Carl Theodor Dreyer directed The Passion of Joan of Arc in 1928. And yet, despite this unequivocal fact, the film does not belong to the year 1928. It doesn't seem to concretely belong anywhere; indeed, the film is strangely atemporal. Instead, the film belongs to a world where a close up can be stretched out over 85 minutes; where an entire world can be built on the physiognomy of a face. And this world is built upon the face of Maria Falconetti, a face unadorned by make up but imbued with the ability to turn the most subtle of facial ticks into a moment of emotional anagnorisis. The entire film is like a prolonged flash of revelation, and though Falconetti's eyes get increasingly wider and more desperate, they never stop conjuring up that which remains unspoken.
The film, if the opening titles are to be believed, dutifully follows the written record of the trial, imprisonment, and death of fabled martyr Joan of Arc. She is not the only character shot almost exclusively in close-up; the men who decide her fate are shot in a similarly close range, though admittedly to very different effect. If the camerawork acts as an hour an a half long elegy to Joan, it is effectively putting the men who judge her on trial. They are captured in harsh black and white tones and even harsher facial expressions. They are the ugly, jeering men whose faces keep no secrets but tell only lies, and the camera pans across their faces as if they were Roman portrait busts riddled with imperfections, at home in a museum but never at home in Joan's psyche.
And it is in Joan's psyche that the film takes place: these leering men stand in for the Satanic visions they constantly accuse Joan of having, and the look in Joan's eyes as they turn upward towards heaven does in fact seem to emanate the ethereal. And these awful faces get closer and closer until they seem to close in on Joan entirely, violating her space and the space of the film. And all of this is filmed with extreme attention to detail: from the warts on the faces of her accusers to the insects that occasionally land on Joan's face. And it is this strange detail, enlarged and crystal clear, that allows the film to escape any form of realism. By creating a film based on minutiae, tiny little flaws and facial movements that would be unremarkable in a wider shot become absurd and surreal, and through attention to the mundane, the film is able to portray the ethereal.

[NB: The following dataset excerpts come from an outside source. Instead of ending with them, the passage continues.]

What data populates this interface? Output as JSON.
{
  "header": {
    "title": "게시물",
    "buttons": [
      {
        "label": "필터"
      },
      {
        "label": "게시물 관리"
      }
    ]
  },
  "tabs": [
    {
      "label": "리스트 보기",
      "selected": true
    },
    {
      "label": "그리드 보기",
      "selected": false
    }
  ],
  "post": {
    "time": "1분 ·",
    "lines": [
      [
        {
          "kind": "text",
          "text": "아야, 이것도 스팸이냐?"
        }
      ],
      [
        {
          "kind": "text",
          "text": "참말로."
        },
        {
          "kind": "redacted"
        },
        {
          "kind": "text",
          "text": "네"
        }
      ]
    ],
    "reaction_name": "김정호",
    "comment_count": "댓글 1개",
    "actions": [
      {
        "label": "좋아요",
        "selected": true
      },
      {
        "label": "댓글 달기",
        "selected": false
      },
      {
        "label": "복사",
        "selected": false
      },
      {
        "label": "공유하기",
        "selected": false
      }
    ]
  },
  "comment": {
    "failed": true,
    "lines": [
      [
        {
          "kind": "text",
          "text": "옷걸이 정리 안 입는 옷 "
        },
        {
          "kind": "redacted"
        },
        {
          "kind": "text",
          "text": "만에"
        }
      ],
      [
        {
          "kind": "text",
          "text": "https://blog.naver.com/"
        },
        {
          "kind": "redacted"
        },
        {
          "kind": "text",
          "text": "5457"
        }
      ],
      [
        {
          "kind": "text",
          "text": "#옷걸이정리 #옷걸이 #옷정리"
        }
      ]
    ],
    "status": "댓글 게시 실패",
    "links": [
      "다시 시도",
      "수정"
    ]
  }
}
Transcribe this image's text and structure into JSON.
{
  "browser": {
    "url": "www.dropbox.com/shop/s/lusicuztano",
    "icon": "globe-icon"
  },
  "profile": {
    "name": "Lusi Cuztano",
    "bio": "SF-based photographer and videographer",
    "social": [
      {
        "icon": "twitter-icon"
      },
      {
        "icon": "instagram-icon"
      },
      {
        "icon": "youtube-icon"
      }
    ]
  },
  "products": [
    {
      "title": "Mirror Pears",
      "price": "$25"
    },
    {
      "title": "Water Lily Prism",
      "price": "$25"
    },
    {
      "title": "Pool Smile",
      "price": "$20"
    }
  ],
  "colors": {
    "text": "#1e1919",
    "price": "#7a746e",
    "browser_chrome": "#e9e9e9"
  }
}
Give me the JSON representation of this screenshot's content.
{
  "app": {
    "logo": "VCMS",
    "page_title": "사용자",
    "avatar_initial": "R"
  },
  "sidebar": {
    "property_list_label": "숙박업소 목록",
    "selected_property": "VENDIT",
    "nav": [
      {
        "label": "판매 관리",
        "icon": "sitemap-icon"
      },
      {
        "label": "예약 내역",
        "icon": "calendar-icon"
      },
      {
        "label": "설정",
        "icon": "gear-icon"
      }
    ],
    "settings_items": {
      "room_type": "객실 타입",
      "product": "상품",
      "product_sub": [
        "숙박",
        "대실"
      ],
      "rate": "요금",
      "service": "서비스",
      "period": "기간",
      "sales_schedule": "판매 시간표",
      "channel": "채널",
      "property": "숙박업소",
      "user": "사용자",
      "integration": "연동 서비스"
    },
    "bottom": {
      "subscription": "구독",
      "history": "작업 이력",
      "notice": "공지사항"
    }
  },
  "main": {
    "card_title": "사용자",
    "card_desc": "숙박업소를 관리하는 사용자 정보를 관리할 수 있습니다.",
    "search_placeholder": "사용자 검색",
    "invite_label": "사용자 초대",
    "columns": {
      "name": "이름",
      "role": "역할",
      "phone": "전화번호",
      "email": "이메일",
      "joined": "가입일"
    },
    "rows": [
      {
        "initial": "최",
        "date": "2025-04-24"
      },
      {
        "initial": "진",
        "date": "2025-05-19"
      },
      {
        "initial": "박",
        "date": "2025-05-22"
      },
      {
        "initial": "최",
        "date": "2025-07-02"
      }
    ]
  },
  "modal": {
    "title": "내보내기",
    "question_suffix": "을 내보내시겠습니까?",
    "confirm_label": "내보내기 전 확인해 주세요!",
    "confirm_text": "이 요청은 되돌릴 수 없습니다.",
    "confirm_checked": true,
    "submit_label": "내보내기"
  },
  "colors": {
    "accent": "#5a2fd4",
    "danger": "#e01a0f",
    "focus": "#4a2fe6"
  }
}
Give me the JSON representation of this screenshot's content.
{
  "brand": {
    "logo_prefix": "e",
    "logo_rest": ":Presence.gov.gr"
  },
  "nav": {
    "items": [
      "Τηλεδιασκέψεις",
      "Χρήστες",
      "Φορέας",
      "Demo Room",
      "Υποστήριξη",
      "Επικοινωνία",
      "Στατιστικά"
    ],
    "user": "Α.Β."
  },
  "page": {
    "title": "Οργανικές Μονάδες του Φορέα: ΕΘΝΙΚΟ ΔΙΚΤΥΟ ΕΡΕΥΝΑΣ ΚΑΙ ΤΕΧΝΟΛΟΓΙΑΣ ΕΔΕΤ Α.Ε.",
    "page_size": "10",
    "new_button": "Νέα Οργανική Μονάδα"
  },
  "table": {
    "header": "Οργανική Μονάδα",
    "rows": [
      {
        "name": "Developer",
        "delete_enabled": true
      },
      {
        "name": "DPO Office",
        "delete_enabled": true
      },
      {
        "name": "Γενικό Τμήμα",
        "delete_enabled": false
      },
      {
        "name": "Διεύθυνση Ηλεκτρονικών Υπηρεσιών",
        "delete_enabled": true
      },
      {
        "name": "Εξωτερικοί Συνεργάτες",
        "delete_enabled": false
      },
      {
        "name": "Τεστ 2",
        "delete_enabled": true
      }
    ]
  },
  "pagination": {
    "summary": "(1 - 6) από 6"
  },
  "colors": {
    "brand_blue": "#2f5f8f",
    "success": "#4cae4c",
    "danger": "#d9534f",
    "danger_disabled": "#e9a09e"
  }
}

In the last scene of the film, Joan is burned at the stake. As flames engulf her tiny body and her shorn head, the camera pans across a different sort of people: not the judges who assigned this fate to Joan, but regular people, openly weeping at the sight before them. And the claustrophobic close-ups all of the sudden seem a bit less claustrophobic, as Joan begins to disappear into the smoke and tears roll down the faces of grown men. The image of birds soaring across the sky is intercut with the flames of the stake and the mounting anger of the people. And with this moment of emotional synchronicity, the disparate close-ups are no longer at odds. It is as though the discordant elements of Joan's tale have come together, and the film, which oftentimes feels like an 85 minute reconstruction of a second, is finally able to end. And the stake goes up in flames, and Joan is finally set free.